Branching morphogenesis, defined as the growth and branching of epithelial tubes, is fundamental to the formation of the vascular system, nervous system, kidney, lung, pancreas, mammary and salivary glands. During branching morphogenesis groups of epithelial cells form branches that have defined branch patterns, length, diameter, shape and spacing and undergo numerous cellular activities. How cells regulate multiple cellular events through a single receptor is not well understood. The activation of the Ret receptor tyrosine kinase by its ligand Glial cell-line derived neurotrophic factor (Gdnf) leads to multiple cellular events in the kidney and represents and attractive model to answer this question. How Gdnf/Ret signaling is regulated and how it alters the behavior of epithelial cells to undergo the many distinct cellular processes is not clear. It is suspected activation of distinct signaling pathways may determine the biological output. We and others have shown that ß-catenin is essential for branching morphogenesis in numerous organ systems. In the cell ß-catenin is involved in cell adhesion by binding to adherens junctions or is in a cytoplasmic/nuclear component that acts to transduce Wnt signals. Recent studies have demonstrated a novel Ret kinase/ß-catenin signaling pathway in multiple endocrine neoplasia's and data from my lab strongly supports an essential role for this novel pathway. To address this possibility I propose, to (1) examine if ß-catenin acts upstream of Ret signaling by determining if it has a direct effect on Gdnf expression (and other genes known to regulate Gdnf expression) and (2) to ask whether ß-catenin is activated in response to Gdnf/Ret signaling and regulates distinct genes and biological functions. These findings could be applied to all developing, mature, and diseased organ systems as the signaling pathway and genes identified here are likely fundamental processes. Further Gdnf/Ret signaling is essential for the development and maintenance of the urogential and nervous systems. Identifying a novel Ret/ß-catenin signaling pathway could provide novel molecular approaches for repair in the nervous, kidney and reproductive systems.

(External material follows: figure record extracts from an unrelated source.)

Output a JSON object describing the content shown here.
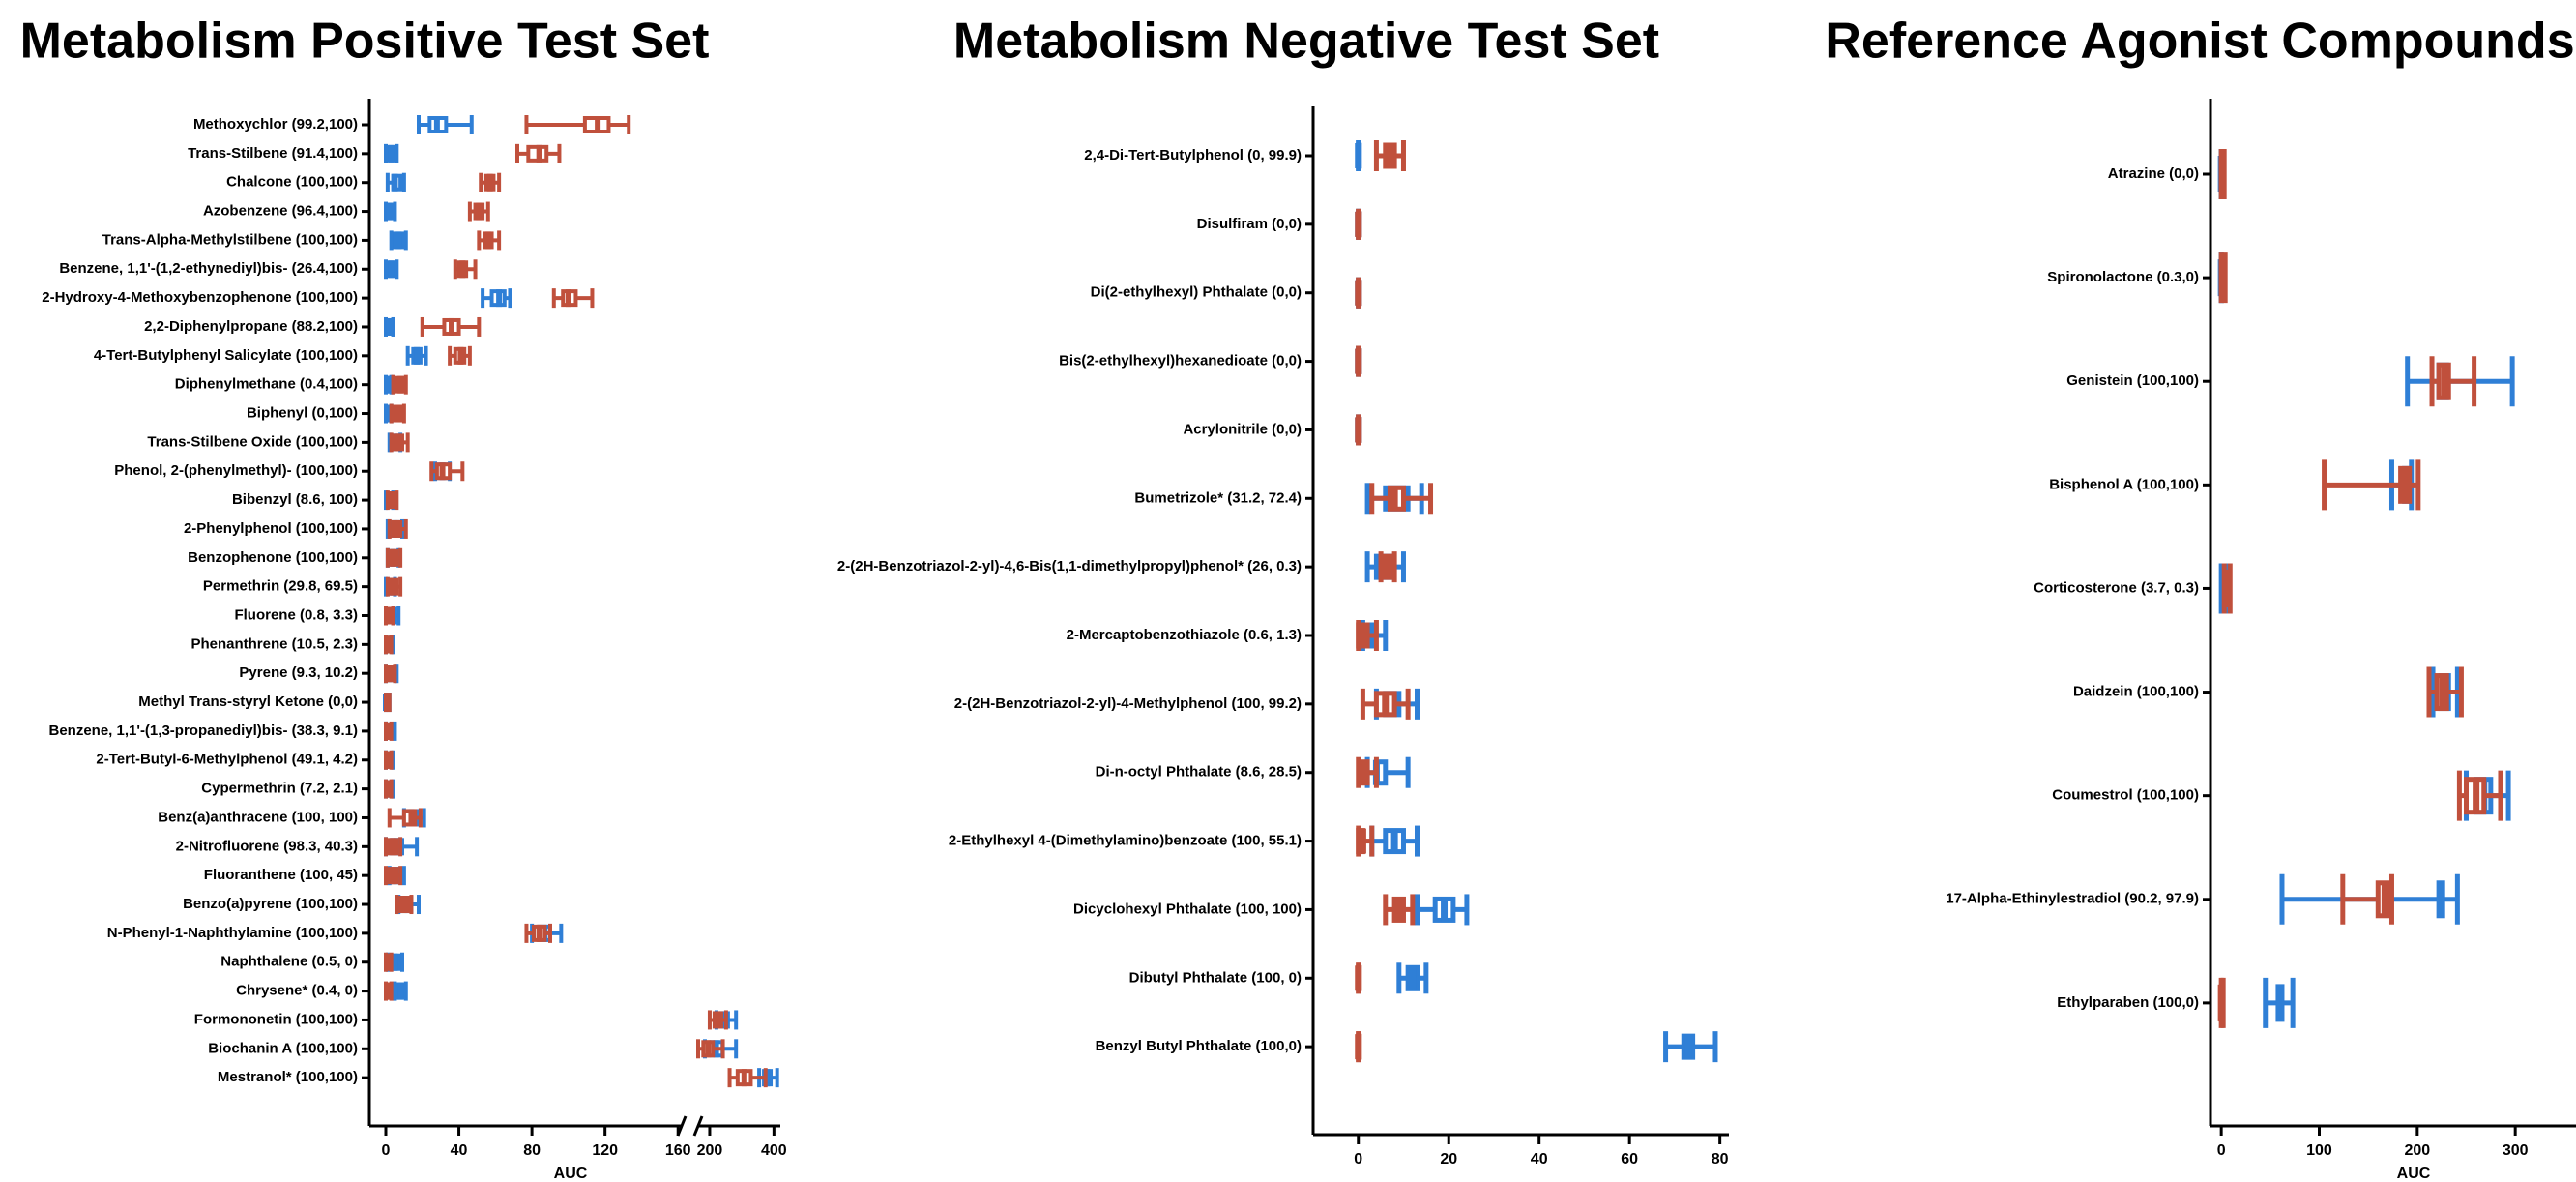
{
  "chart_data": [
    {
      "type": "box",
      "title": "Metabolism Positive Test Set",
      "xlabel": "AUC",
      "categories": [
        "Methoxychlor (99.2,100)",
        "Trans-Stilbene (91.4,100)",
        "Chalcone (100,100)",
        "Azobenzene (96.4,100)",
        "Trans-Alpha-Methylstilbene (100,100)",
        "Benzene, 1,1'-(1,2-ethynediyl)bis- (26.4,100)",
        "2-Hydroxy-4-Methoxybenzophenone (100,100)",
        "2,2-Diphenylpropane (88.2,100)",
        "4-Tert-Butylphenyl Salicylate (100,100)",
        "Diphenylmethane (0.4,100)",
        "Biphenyl (0,100)",
        "Trans-Stilbene Oxide (100,100)",
        "Phenol, 2-(phenylmethyl)- (100,100)",
        "Bibenzyl (8.6, 100)",
        "2-Phenylphenol (100,100)",
        "Benzophenone (100,100)",
        "Permethrin (29.8, 69.5)",
        "Fluorene (0.8, 3.3)",
        "Phenanthrene (10.5, 2.3)",
        "Pyrene (9.3, 10.2)",
        "Methyl Trans-styryl Ketone (0,0)",
        "Benzene, 1,1'-(1,3-propanediyl)bis- (38.3, 9.1)",
        "2-Tert-Butyl-6-Methylphenol (49.1, 4.2)",
        "Cypermethrin (7.2, 2.1)",
        "Benz(a)anthracene (100, 100)",
        "2-Nitrofluorene (98.3, 40.3)",
        "Fluoranthene (100, 45)",
        "Benzo(a)pyrene (100,100)",
        "N-Phenyl-1-Naphthylamine (100,100)",
        "Naphthalene (0.5, 0)",
        "Chrysene* (0.4, 0)",
        "Formononetin (100,100)",
        "Biochanin A (100,100)",
        "Mestranol* (100,100)"
      ],
      "xlim": [
        -9,
        162
      ],
      "xticks": [
        0,
        40,
        80,
        120,
        160
      ],
      "xlim2": [
        164,
        420
      ],
      "xticks2": [
        200,
        400
      ],
      "series": [
        {
          "color": "#2f7fd6",
          "min": [
            18,
            0,
            1,
            0,
            3,
            0,
            53,
            0,
            12,
            0,
            0,
            2,
            27,
            0,
            1,
            1,
            0,
            0,
            0,
            0,
            0,
            0,
            0,
            0,
            10,
            0,
            2,
            7,
            80,
            1,
            5,
            221,
            185,
            354
          ],
          "q1": [
            24,
            1,
            4,
            1,
            5,
            2,
            58,
            1,
            15,
            0,
            0,
            3,
            29,
            1,
            3,
            3,
            1,
            2,
            1,
            1,
            0,
            1,
            1,
            1,
            12,
            3,
            4,
            9,
            84,
            3,
            6,
            236,
            205,
            369
          ],
          "median": [
            28,
            3,
            5,
            2,
            7,
            3,
            62,
            2,
            17,
            1,
            1,
            5,
            31,
            2,
            5,
            4,
            2,
            3,
            2,
            3,
            0,
            2,
            2,
            2,
            14,
            6,
            6,
            12,
            87,
            5,
            8,
            246,
            220,
            379
          ],
          "q3": [
            33,
            5,
            8,
            4,
            9,
            4,
            65,
            3,
            19,
            2,
            2,
            6,
            33,
            3,
            7,
            5,
            3,
            5,
            3,
            4,
            1,
            3,
            3,
            3,
            17,
            9,
            8,
            14,
            90,
            7,
            9,
            257,
            240,
            390
          ],
          "max": [
            47,
            6,
            10,
            5,
            11,
            6,
            68,
            4,
            22,
            3,
            3,
            8,
            35,
            4,
            9,
            7,
            5,
            7,
            4,
            6,
            2,
            5,
            4,
            4,
            21,
            17,
            10,
            18,
            96,
            9,
            11,
            282,
            282,
            410
          ]
        },
        {
          "color": "#c0503c",
          "min": [
            77,
            72,
            52,
            46,
            51,
            38,
            92,
            20,
            35,
            4,
            3,
            3,
            25,
            1,
            2,
            1,
            1,
            0,
            0,
            0,
            0,
            0,
            0,
            0,
            2,
            0,
            0,
            6,
            77,
            0,
            0,
            200,
            164,
            262
          ],
          "q1": [
            109,
            78,
            55,
            49,
            54,
            40,
            97,
            32,
            38,
            6,
            5,
            5,
            28,
            2,
            4,
            3,
            2,
            1,
            1,
            1,
            0,
            1,
            1,
            0,
            10,
            2,
            2,
            8,
            81,
            0,
            0,
            215,
            180,
            287
          ],
          "median": [
            116,
            84,
            57,
            51,
            56,
            42,
            100,
            36,
            41,
            8,
            7,
            7,
            31,
            3,
            6,
            4,
            4,
            2,
            1,
            2,
            1,
            1,
            1,
            1,
            14,
            4,
            4,
            10,
            84,
            1,
            1,
            226,
            195,
            308
          ],
          "q3": [
            122,
            88,
            59,
            53,
            58,
            44,
            104,
            40,
            43,
            9,
            8,
            9,
            35,
            4,
            8,
            6,
            6,
            3,
            2,
            3,
            1,
            2,
            2,
            2,
            16,
            6,
            6,
            12,
            87,
            2,
            2,
            236,
            210,
            328
          ],
          "max": [
            133,
            95,
            62,
            56,
            62,
            49,
            113,
            51,
            46,
            11,
            10,
            12,
            42,
            6,
            11,
            8,
            8,
            4,
            3,
            5,
            2,
            3,
            3,
            3,
            19,
            8,
            8,
            14,
            90,
            3,
            3,
            251,
            241,
            374
          ]
        }
      ]
    },
    {
      "type": "box",
      "title": "Metabolism Negative Test Set",
      "categories": [
        "2,4-Di-Tert-Butylphenol (0, 99.9)",
        "Disulfiram (0,0)",
        "Di(2-ethylhexyl) Phthalate (0,0)",
        "Bis(2-ethylhexyl)hexanedioate (0,0)",
        "Acrylonitrile (0,0)",
        "Bumetrizole* (31.2, 72.4)",
        "2-(2H-Benzotriazol-2-yl)-4,6-Bis(1,1-dimethylpropyl)phenol* (26, 0.3)",
        "2-Mercaptobenzothiazole (0.6, 1.3)",
        "2-(2H-Benzotriazol-2-yl)-4-Methylphenol (100, 99.2)",
        "Di-n-octyl Phthalate (8.6, 28.5)",
        "2-Ethylhexyl 4-(Dimethylamino)benzoate (100, 55.1)",
        "Dicyclohexyl Phthalate (100, 100)",
        "Dibutyl Phthalate (100, 0)",
        "Benzyl Butyl Phthalate (100,0)"
      ],
      "xlim": [
        -10,
        82
      ],
      "xticks": [
        0,
        20,
        40,
        60,
        80
      ],
      "series": [
        {
          "color": "#2f7fd6",
          "min": [
            0,
            0,
            0,
            0,
            0,
            2,
            2,
            1,
            4,
            2,
            3,
            13,
            9,
            68
          ],
          "q1": [
            0,
            0,
            0,
            0,
            0,
            6,
            4,
            2,
            6,
            4,
            6,
            17,
            11,
            72
          ],
          "median": [
            0,
            0,
            0,
            0,
            0,
            9,
            6,
            2,
            8,
            4,
            8,
            19,
            12,
            73
          ],
          "q3": [
            0,
            0,
            0,
            0,
            0,
            11,
            7,
            3,
            9,
            6,
            10,
            21,
            13,
            74
          ],
          "max": [
            0,
            0,
            0,
            0,
            0,
            14,
            10,
            6,
            13,
            11,
            13,
            24,
            15,
            79
          ]
        },
        {
          "color": "#c0503c",
          "min": [
            4,
            0,
            0,
            0,
            0,
            3,
            5,
            0,
            1,
            0,
            0,
            6,
            0,
            0
          ],
          "q1": [
            6,
            0,
            0,
            0,
            0,
            7,
            5,
            0,
            4,
            1,
            0,
            8,
            0,
            0
          ],
          "median": [
            7,
            0,
            0,
            0,
            0,
            8,
            6,
            1,
            6,
            1,
            1,
            9,
            0,
            0
          ],
          "q3": [
            8,
            0,
            0,
            0,
            0,
            10,
            7,
            2,
            8,
            2,
            1,
            10,
            0,
            0
          ],
          "max": [
            10,
            0,
            0,
            0,
            0,
            16,
            8,
            4,
            11,
            4,
            3,
            12,
            0,
            0
          ]
        }
      ]
    },
    {
      "type": "box",
      "title": "Reference Agonist Compounds",
      "xlabel": "AUC",
      "categories": [
        "Atrazine (0,0)",
        "Spironolactone (0.3,0)",
        "Genistein (100,100)",
        "Bisphenol A (100,100)",
        "Corticosterone (3.7, 0.3)",
        "Daidzein (100,100)",
        "Coumestrol (100,100)",
        "17-Alpha-Ethinylestradiol (90.2, 97.9)",
        "Ethylparaben (100,0)"
      ],
      "xlim": [
        -11,
        362
      ],
      "xticks": [
        0,
        100,
        200,
        300
      ],
      "series": [
        {
          "color": "#2f7fd6",
          "min": [
            0,
            0,
            190,
            174,
            0,
            216,
            250,
            62,
            45
          ],
          "q1": [
            0,
            0,
            222,
            187,
            1,
            224,
            260,
            222,
            58
          ],
          "median": [
            0,
            0,
            225,
            190,
            2,
            228,
            268,
            224,
            60
          ],
          "q3": [
            0,
            0,
            230,
            192,
            4,
            232,
            275,
            226,
            62
          ],
          "max": [
            0,
            0,
            297,
            194,
            6,
            241,
            293,
            241,
            73
          ]
        },
        {
          "color": "#c0503c",
          "min": [
            0,
            0,
            215,
            105,
            3,
            212,
            243,
            124,
            0
          ],
          "q1": [
            0,
            0,
            222,
            183,
            5,
            220,
            250,
            160,
            0
          ],
          "median": [
            1,
            1,
            228,
            188,
            7,
            226,
            260,
            167,
            0
          ],
          "q3": [
            2,
            2,
            232,
            192,
            8,
            230,
            268,
            171,
            1
          ],
          "max": [
            3,
            4,
            258,
            201,
            9,
            245,
            285,
            174,
            2
          ]
        }
      ]
    }
  ]
}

分支形态发生，定义为上皮管的生长和分支，是血管系统、神经系统、肾、肺、胰腺、乳腺和唾液腺形成的基础。在分支形态发生期间，上皮细胞群形成具有限定的分支模式、长度、直径、形状和间距的分支，并经历许多细胞活动。细胞如何通过单一受体调节多个细胞事件尚不清楚。Ret受体酪氨酸激酶被其配体胶质细胞系衍生的神经营养因子（Glial cell-line derived neurotrophic factor，GDNF）激活导致肾脏中的多个细胞事件，并且代表了回答这个问题的有吸引力的模型。Gdnf/Ret信号是如何调节的，以及它如何改变上皮细胞的行为以经历许多不同的细胞过程尚不清楚。据推测，不同信号通路的激活可能决定生物输出。我们和其他人已经证明β-连环蛋白对于许多器官系统的分支形态发生至关重要。在细胞中，β-连环蛋白通过与粘附连接结合而参与细胞粘附，或者在细胞质/核组分中起作用以抑制Wnt信号。最近的研究已经证明了一种新的Ret激酶/β-连环蛋白信号通路在多发性内分泌肿瘤中的作用，并且来自我实验室的数据强烈支持这种新通路的重要作用。为了解决这种可能性，我建议（1）通过确定β-连环蛋白是否对GDNF表达（以及已知调节GDNF表达的其他基因）具有直接影响来检查β-连环蛋白是否在Ret信号传导的上游起作用，以及（2）询问β-连环蛋白是否响应于GDNF/Ret信号传导而被激活并调节不同的基因和生物学功能。这些发现可以应用于所有发育，成熟和患病的器官系统，因为这里确定的信号通路和基因可能是基本过程。进一步的GDNF/Ret信号传导对于泌尿生殖系统和神经系统的发育和维持是必不可少的。鉴定一种新的Ret/β-连环蛋白信号通路可以为神经、肾脏和生殖系统的修复提供新的分子方法。